Mitochondrial biochemistry and oxidative Stress in bipolar disorder: New horizons

Abstract

This article is a review of the effect of oxidative stress on Bipolar Disorder (BD). This disease is characterized as being chronic, severe with high morbidity, mortality, and high suicide rates. It is a progressive disease with episodes becoming successively shorter and frequent over time. Multiple alterations occur in the brain such as changes in neuroplasticity, neurotransmission, failures in apoptosis, activation in the immune-inflammatory process, with changes in the calcium signaling pathway; and more recently, on oxidative stress. These events involve a pathological reorganization in the brain and therefore are associated with morphological changes such as, a reduction in the volume of the prefrontal cortex, hippocampus, and an enlarged amygdala.

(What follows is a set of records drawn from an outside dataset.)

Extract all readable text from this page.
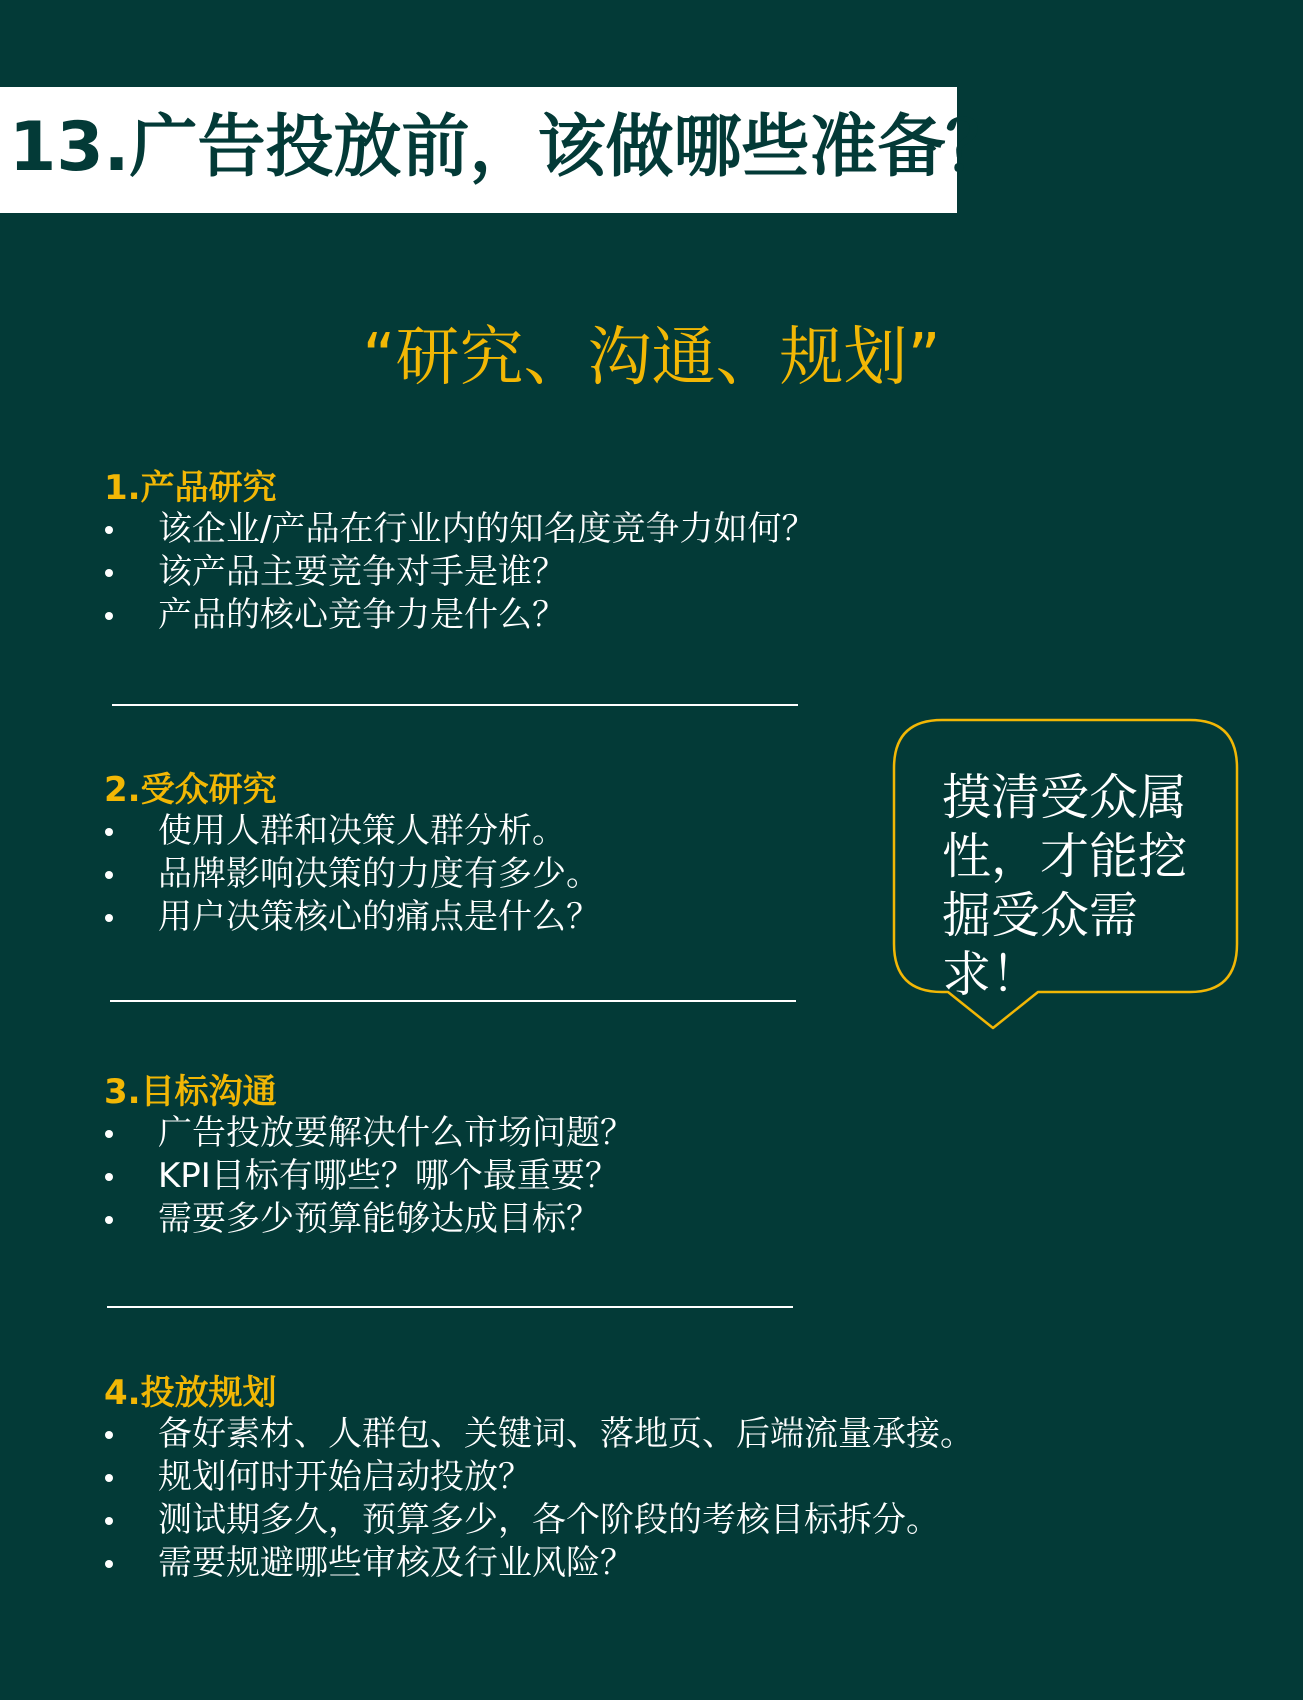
13.广告投放前，该做哪些准备？
“研究、沟通、规划”
1.产品研究
该企业/产品在行业内的知名度竞争力如何？
该产品主要竞争对手是谁？
产品的核心竞争力是什么？
2.受众研究
使用人群和决策人群分析。
品牌影响决策的力度有多少。
用户决策核心的痛点是什么？
3.目标沟通
广告投放要解决什么市场问题？
KPI目标有哪些？哪个最重要？
需要多少预算能够达成目标？
4.投放规划
备好素材、人群包、关键词、落地页、后端流量承接。
规划何时开始启动投放？
测试期多久，预算多少，各个阶段的考核目标拆分。
需要规避哪些审核及行业风险？
摸清受众属
性，才能挖
掘受众需求！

These structural and biochemical changes are known as neuroprogression, with a difference between the initial and final stages of BD. Neurons and glial cells have a high energy demand, where biochemical and anatomic changes affect these cells and mainly organelles such as mitochondria. Mitochondria is a specialized organelle that generates adenosine triphosphate. It is considered the primary source of reactive oxygen species, produced through the electron transport chain, leading to oxidative stress. The role of oxidative stress in the pathophysiology of BD has been investigated in several studies, and consistently reported changes in antioxidant enzymes, lipid peroxidation, and nitric oxide levels. Pathophysiological mechanisms of BD contributes to an improved understanding of disease activity and may reveal possible solutions for diagnosis and prognosis.